If your graphics card has the typical "blower" design, i.e.
like this picture or the one below, then it is the fan that sucks in the air and blows it out through the back where the video ports are-- this you can feel with your hand when the machine is on. The fan itself is sometimes called an impeller or a centrifugal fan, meaning it sucks in the center where the motor is and blows outwards away from the fan blades themselves. But there is an internal ducting such that most of that air flow exits in one direction, across the metal heatsink that the GPU is in contact with. The following is a picture of a GTX770 with the shroud removed, but all "blower" designs are pretty similar on the inside:
If you wanted to, and no it wouldn't void your warranty (though you ought to be very careful when doing so), you could just remove your own graphics card shroud (the plastic cover) and inspect it. But it will still look like the above picture. But because the impeller fan isn't as a standard chassis fan, you can't just replace it with an existing axial flow fan (the types that are designed to have air flow through them as if they were airplane propellers).

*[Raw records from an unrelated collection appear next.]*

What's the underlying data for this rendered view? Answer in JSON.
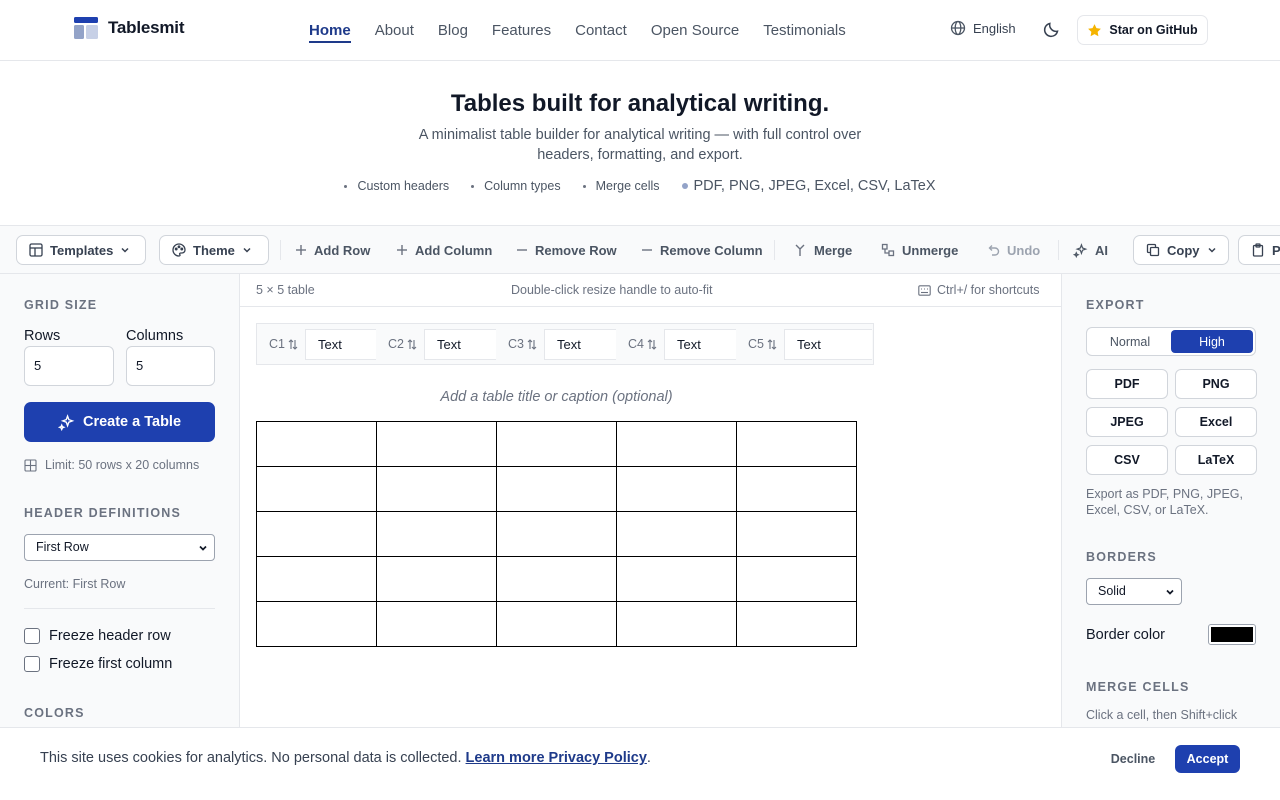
{
  "brand": {
    "name": "Tablesmit",
    "logo": "grid-logo-icon"
  },
  "nav": {
    "items": [
      {
        "label": "Home",
        "active": true
      },
      {
        "label": "About"
      },
      {
        "label": "Blog"
      },
      {
        "label": "Features"
      },
      {
        "label": "Contact"
      },
      {
        "label": "Open Source"
      },
      {
        "label": "Testimonials"
      }
    ],
    "language": "English",
    "github_label": "Star on GitHub"
  },
  "hero": {
    "title": "Tables built for analytical writing.",
    "subtitle": "A minimalist table builder for analytical writing — with full control over headers, formatting, and export.",
    "features": [
      "Custom headers",
      "Column types",
      "Merge cells",
      "PDF, PNG, JPEG, Excel, CSV, LaTeX"
    ]
  },
  "toolbar": {
    "templates": "Templates",
    "theme": "Theme",
    "add_row": "Add Row",
    "add_column": "Add Column",
    "remove_row": "Remove Row",
    "remove_column": "Remove Column",
    "merge": "Merge",
    "unmerge": "Unmerge",
    "undo": "Undo",
    "ai": "AI",
    "copy": "Copy",
    "paste": "P"
  },
  "left": {
    "grid_size_title": "GRID SIZE",
    "rows_label": "Rows",
    "columns_label": "Columns",
    "rows_value": "5",
    "columns_value": "5",
    "create_button": "Create a Table",
    "limit": "Limit: 50 rows x 20 columns",
    "header_defs_title": "HEADER DEFINITIONS",
    "header_select": "First Row",
    "current_header": "Current: First Row",
    "freeze_header": "Freeze header row",
    "freeze_first_col": "Freeze first column",
    "colors_title": "COLORS"
  },
  "main": {
    "table_size": "5 × 5 table",
    "hint": "Double-click resize handle to auto-fit",
    "shortcuts": "Ctrl+/ for shortcuts",
    "columns": [
      {
        "name": "C1",
        "type": "Text"
      },
      {
        "name": "C2",
        "type": "Text"
      },
      {
        "name": "C3",
        "type": "Text"
      },
      {
        "name": "C4",
        "type": "Text"
      },
      {
        "name": "C5",
        "type": "Text"
      }
    ],
    "caption_placeholder": "Add a table title or caption (optional)",
    "rows": 5,
    "cols": 5
  },
  "right": {
    "export_title": "EXPORT",
    "quality_normal": "Normal",
    "quality_high": "High",
    "formats": [
      "PDF",
      "PNG",
      "JPEG",
      "Excel",
      "CSV",
      "LaTeX"
    ],
    "export_note": "Export as PDF, PNG, JPEG, Excel, CSV, or LaTeX.",
    "borders_title": "BORDERS",
    "border_style": "Solid",
    "border_color_label": "Border color",
    "border_color": "#000000",
    "merge_title": "MERGE CELLS",
    "merge_note": "Click a cell, then Shift+click"
  },
  "cookie": {
    "message": "This site uses cookies for analytics. No personal data is collected.",
    "link": "Learn more Privacy Policy",
    "decline": "Decline",
    "accept": "Accept"
  },
  "colors": {
    "accent": "#1e40af",
    "nav_active": "#1e3a8a",
    "star": "#f5b400"
  }
}
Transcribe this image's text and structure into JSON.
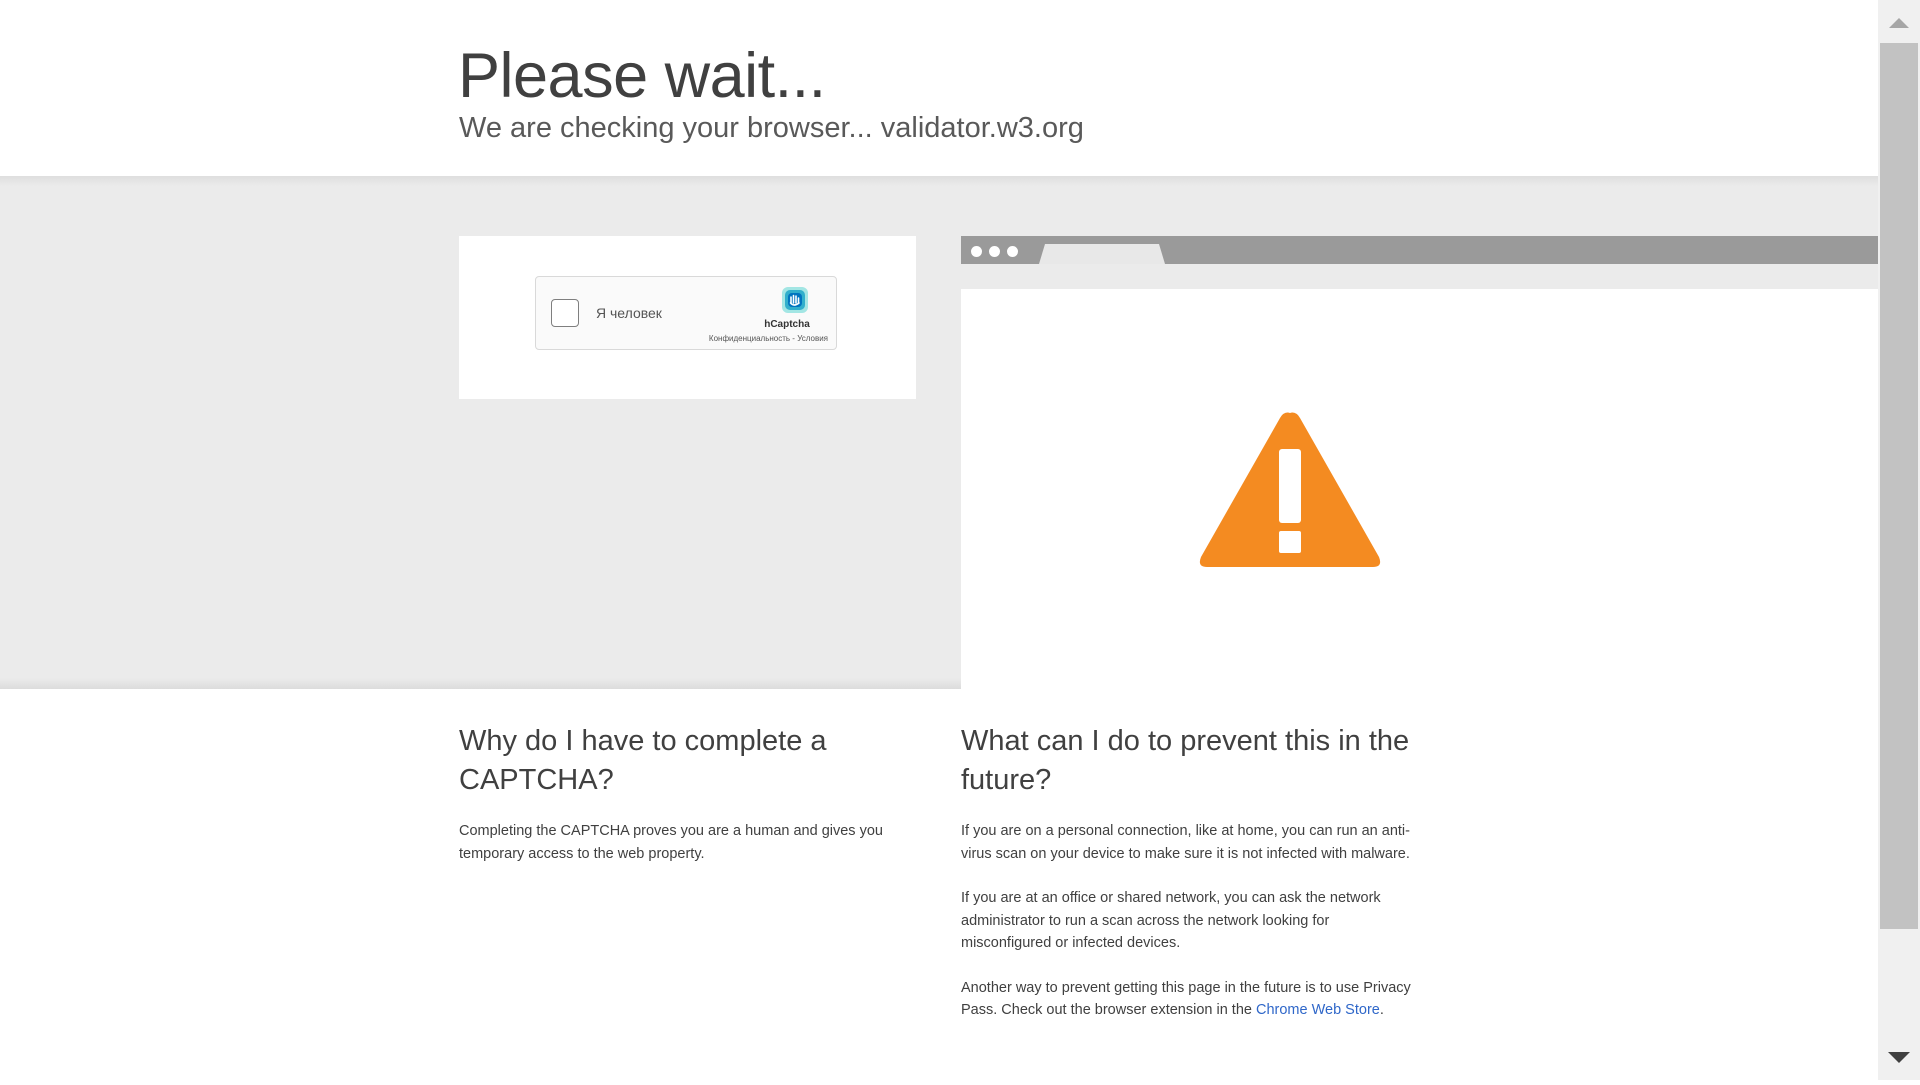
{
  "header": {
    "title": "Please wait...",
    "subtitle": "We are checking your browser... validator.w3.org"
  },
  "captcha": {
    "checkbox_label": "Я человек",
    "brand": "hCaptcha",
    "privacy_link": "Конфиденциальность",
    "separator": " - ",
    "terms_link": "Условия",
    "logo_icon": "hcaptcha-hand-icon",
    "brand_color": "#0074bf",
    "accent_color": "#00bfbb"
  },
  "illustration": {
    "icon": "warning-triangle-icon",
    "warning_color": "#f48b21"
  },
  "why": {
    "title": "Why do I have to complete a CAPTCHA?",
    "text": "Completing the CAPTCHA proves you are a human and gives you temporary access to the web property."
  },
  "prevent": {
    "title": "What can I do to prevent this in the future?",
    "paragraph1": "If you are on a personal connection, like at home, you can run an anti-virus scan on your device to make sure it is not infected with malware.",
    "paragraph2": "If you are at an office or shared network, you can ask the network administrator to run a scan across the network looking for misconfigured or infected devices.",
    "paragraph3_prefix": "Another way to prevent getting this page in the future is to use Privacy Pass. Check out the browser extension in the ",
    "paragraph3_link": "Chrome Web Store",
    "paragraph3_suffix": "."
  },
  "colors": {
    "link": "#2f67c9",
    "band": "#ebebeb",
    "text": "#404040"
  }
}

As for your theoretical question, that subject is the science of heat transfer and there are dozens of book and degrees on the subject. Fact is, no, the GPU sensor temperature will never be the same as the heated exhaust, you can prove this by putting a thermometer at the exit of the GPU's heated airflow. They won't measure the same. This is because every metal, plastic and thermal grease part that make the graphics card is absorbing energy along the way, when they do so their own temperature goes up, but since not all of it dumps into the air flow, then the air itself won't raise temperature as much.
Just so you know, 100% energy transfer means nothing is absorbed at the source and everything is dumped, i.e. the GPU temp would always read ambient; we know this is impossible as demonstrated by every heatsink we've ever made. The only reason the sensor will read a temperature above the ambient is because something is being absorbed and the rest is dumping into the air flow.